Trust would liberate several tonnes of surplus-to-requirements munitions and weapons from a Bulgarian military depot, and trust would ensure a purchaser handed him a healthy deposit as down payment on acceptance of terms. He needed, too, the trust of the shipping company, and of Customs officials at both ends of the transaction. Trust was as good a weapon as any in the global economic climate and – bless the Lord – in hard times the price of conflict didn’t much matter. Money could be found, if there was trust.

Many trusted Harvey Gillot, and he had worked hard to earn that trust. He could have called home as he walked out into the blast of the sun that reflected up from the concrete, but didn’t think the effort worthwhile and left his mobile in the satchel. If he lost that trust, and word spread, he would be back to selling office equipment and stationery.

His eyes smarted in the glare so he tugged his Polaroids from an inner pocket and hooked them on. The aircraft was in front of him. Above, the sun burgeoned from a cloudless sky, clear and blue.

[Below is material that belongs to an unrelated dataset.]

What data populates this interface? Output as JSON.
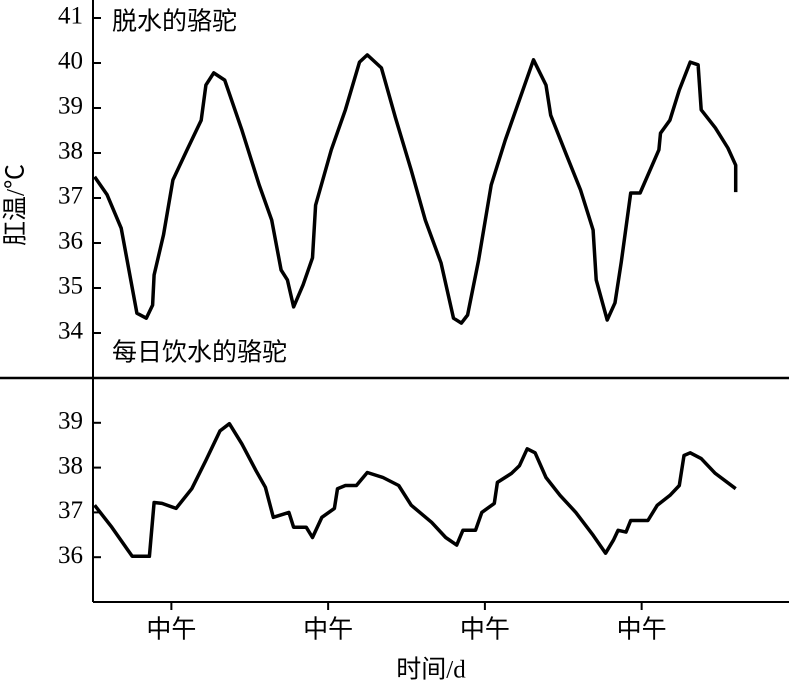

The dog did well. From the table, it was given cheese cubes, slices of cold sausage, cake and biscuits. It sat on its haunches, its tongue hung out and its eyes showed unrestrained happiness.

The dog was a centre of attention. It was named King. It had been trained in Bosnia-Herzegovina in the fields near to the ravaged town of Mostar, had received certificates and been sold by its Austrian-born handler to Canadians who had shipped it first to Rwanda, in central Africa, then west to Angola. Now, in its eighth year, the German shepherd was in the last stages of a career that many called ‘distinguished’. Its final handler, a taciturn Croat from a hill village near to the Slovenian border, permitted the indulgence, seemed indifferent to it. He owed his life to that dog. Every day they worked, the handler could assume that if the animal’s senses and nose failed they would be dead. They could be killed by the cloud of razor slivers from the mines that severed limbs and cut arteries, leaving man and animal beyond help. He was used to this sort of occasion, where food and drink were laid out and local people pleaded their gratitude.

The noise around him grew and he saw empty bottles – plum, apple and pear brandy, all home distilled – taken out and fresh ones brought from the cellar.

If they had worked together for an extra hour the previous evening they might have finished the clearance before dusk made it too dangerous to go on. But he had been with these people for seven weeks and he would have reckoned it ungracious to slip away before their celebration, with himself and his dog as the honoured guests. Soon he would drive the dog back to his home on the outskirts of Osijek, where it would go into its pen, and he would sit at a desk, read papers, study maps and learn the detail of the next site he was to be assigned to.

There was no shortage of work. The government said that a quarter of a million mines had been laid during the war, but more realistic studies put the figure at close to a million. They had been in the ground now for seventeen, eighteen or nineteen years and had lost none of their lethal potential, were as deadly as the day when the spades had made the holes in the fields, the mines had been dropped into them and covered with earth. When the dog’s working life was over, it would go to his father and live out its last years as a pampered pet, and he would take on another dog, a two-year-old with its training just completed. When that dog was ready to finish there would still be the seeded fields all over his country where the conflict line had been.